Il m'introduisit donc auprès d'une de ses connaissances, Jean-Baptiste, comte de Sade. Ce titre ne vous est sans doute pas étranger, mais nous y viendrons plus tard. Alors âgé de vingt-deux ans, il était un homme au charme certain, et à la beauté caractéristique de ce que la cour préconisait. Libertin affiché, il collectionnait les maîtresses comme autant de trophées. Cela ne me rebuta pas, car au siècle où nous vivions, cela était chose courante. Diplomate et militaire, sa situation était brillante et, toute roturière que j'étais, l'exotisme que mes yeux présentaient pouvait charmer jusqu'au cœur le plus dur. Néanmoins, et au risque de me répéter, je savais user de mon intelligence, bien plus que la majorité des femmes de la cour ou que celles que Jean-Baptiste avait pu rencontrer. Je le laissais me courtiser et attisais ses feux, sans jamais y céder. Lorsqu'il revenait de ses missions, quelques soient le nombre de jours qu'il avait pu passer sur les routes, quelque soit sa fatigue, son premier arrêt était toujours dans mon établissement.
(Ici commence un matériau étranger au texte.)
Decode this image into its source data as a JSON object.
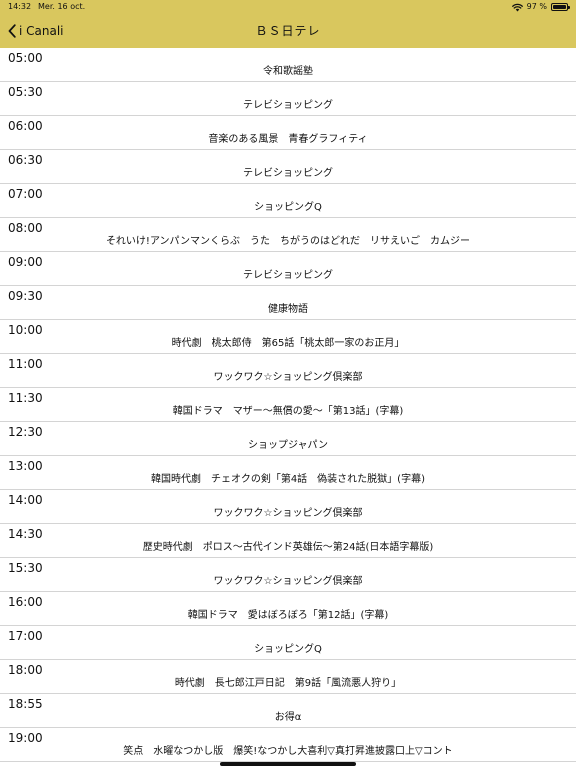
{
  "status_bar": {
    "time": "14:32",
    "date": "Mer. 16 oct.",
    "battery_text": "97 %",
    "battery_level": 0.97,
    "wifi_icon": "wifi-icon",
    "battery_icon": "battery-icon"
  },
  "nav": {
    "back_label": "i Canali",
    "back_icon": "chevron-left-icon",
    "title": "ＢＳ日テレ"
  },
  "colors": {
    "header_background": "#d9c75e",
    "row_separator": "#d4d4d4",
    "text": "#111111"
  },
  "schedule": [
    {
      "time": "05:00",
      "title": "令和歌謡塾"
    },
    {
      "time": "05:30",
      "title": "テレビショッピング"
    },
    {
      "time": "06:00",
      "title": "音楽のある風景　青春グラフィティ"
    },
    {
      "time": "06:30",
      "title": "テレビショッピング"
    },
    {
      "time": "07:00",
      "title": "ショッピングQ"
    },
    {
      "time": "08:00",
      "title": "それいけ!アンパンマンくらぶ　うた　ちがうのはどれだ　リサえいご　カムジー"
    },
    {
      "time": "09:00",
      "title": "テレビショッピング"
    },
    {
      "time": "09:30",
      "title": "健康物語"
    },
    {
      "time": "10:00",
      "title": "時代劇　桃太郎侍　第65話「桃太郎一家のお正月」"
    },
    {
      "time": "11:00",
      "title": "ワックワク☆ショッピング倶楽部"
    },
    {
      "time": "11:30",
      "title": "韓国ドラマ　マザー～無償の愛～「第13話」(字幕)"
    },
    {
      "time": "12:30",
      "title": "ショップジャパン"
    },
    {
      "time": "13:00",
      "title": "韓国時代劇　チェオクの剣「第4話　偽装された脱獄」(字幕)"
    },
    {
      "time": "14:00",
      "title": "ワックワク☆ショッピング倶楽部"
    },
    {
      "time": "14:30",
      "title": "歴史時代劇　ポロス～古代インド英雄伝～第24話(日本語字幕版)"
    },
    {
      "time": "15:30",
      "title": "ワックワク☆ショッピング倶楽部"
    },
    {
      "time": "16:00",
      "title": "韓国ドラマ　愛はぼろぼろ「第12話」(字幕)"
    },
    {
      "time": "17:00",
      "title": "ショッピングQ"
    },
    {
      "time": "18:00",
      "title": "時代劇　長七郎江戸日記　第9話「風流悪人狩り」"
    },
    {
      "time": "18:55",
      "title": "お得α"
    },
    {
      "time": "19:00",
      "title": "笑点　水曜なつかし版　爆笑!なつかし大喜利▽真打昇進披露口上▽コント"
    }
  ]
}
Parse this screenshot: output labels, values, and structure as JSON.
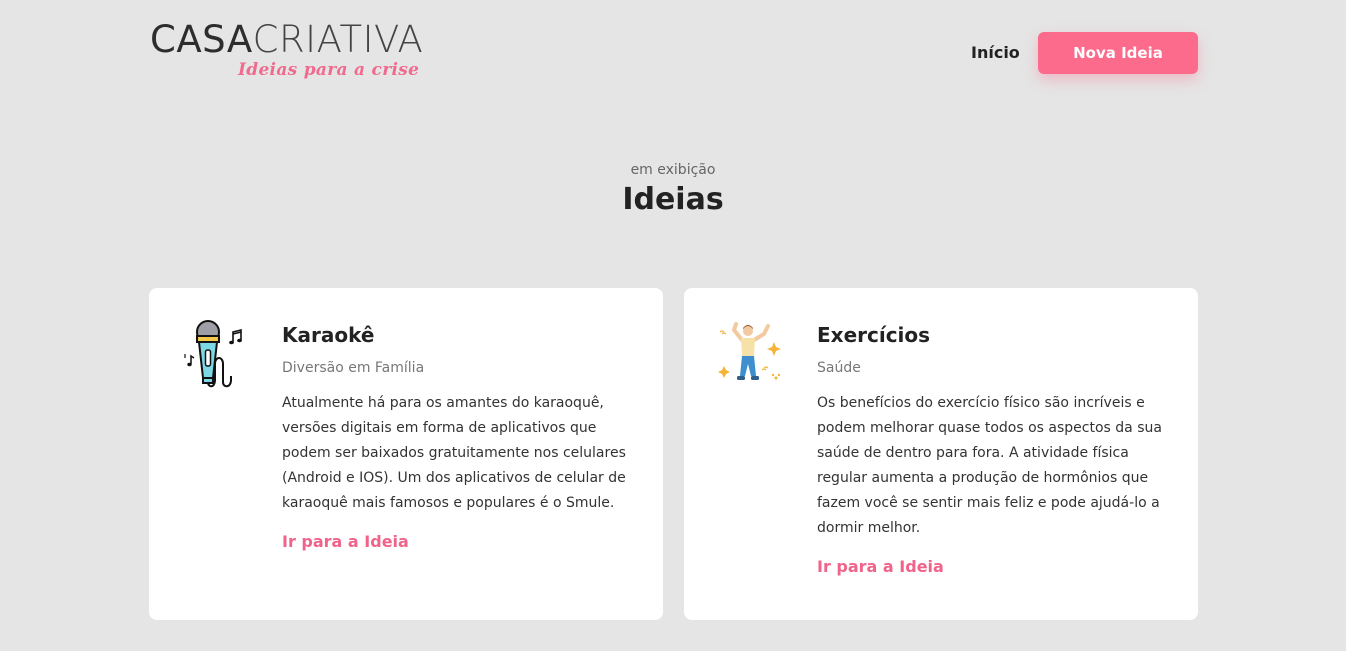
{
  "header": {
    "logo_part1": "CASA",
    "logo_part2": "CRIATIVA",
    "logo_tagline": "Ideias para a crise",
    "nav_home": "Início",
    "nav_new_idea": "Nova Ideia"
  },
  "section": {
    "subtitle": "em exibição",
    "title": "Ideias"
  },
  "ideas": [
    {
      "icon": "microphone-icon",
      "title": "Karaokê",
      "category": "Diversão em Família",
      "description": "Atualmente há para os amantes do karaoquê, versões digitais em forma de aplicativos que podem ser baixados gratuitamente nos celulares (Android e IOS). Um dos aplicativos de celular de karaoquê mais famosos e populares é o Smule.",
      "link": "Ir para a Ideia"
    },
    {
      "icon": "dancing-person-icon",
      "title": "Exercícios",
      "category": "Saúde",
      "description": "Os benefícios do exercício físico são incríveis e podem melhorar quase todos os aspectos da sua saúde de dentro para fora. A atividade física regular aumenta a produção de hormônios que fazem você se sentir mais feliz e pode ajudá-lo a dormir melhor.",
      "link": "Ir para a Ideia"
    }
  ],
  "colors": {
    "accent": "#fc6a8c",
    "background": "#e5e5e5",
    "card": "#ffffff"
  }
}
Ce genre d'hommes est si aisé à manipuler... Habitués à avoir toutes les femmes qu'ils désirent, que l'une résiste, et ils n'en dorment plus.
Et ce fut le jeu que j'entrepris de jouer avec lui.
Brillant, sa carrière militaire allait bon train et la royauté lui confiait de plus en plus de missions diplomatiques, le dépêchant aux quatre coins de l'Europe. Néanmoins il était mauvais pour l'image de notre monarque d'être représenté en tous lieux par un célibataire libertin, cela ne faisait guère très respectable et le comte fut donc pressé par Sa Majesté de se marier... Quel fut donc son choix... ? Moi. Simple roturière, je possédais cependant une fortune conséquente grâce à mon commerce et, quoi que cela fit longuement jaser, le Roy ne s'opposa pas à cette union, et l'année 1730, nous fûmes mariés, et je devins lors la comtesse de Sade.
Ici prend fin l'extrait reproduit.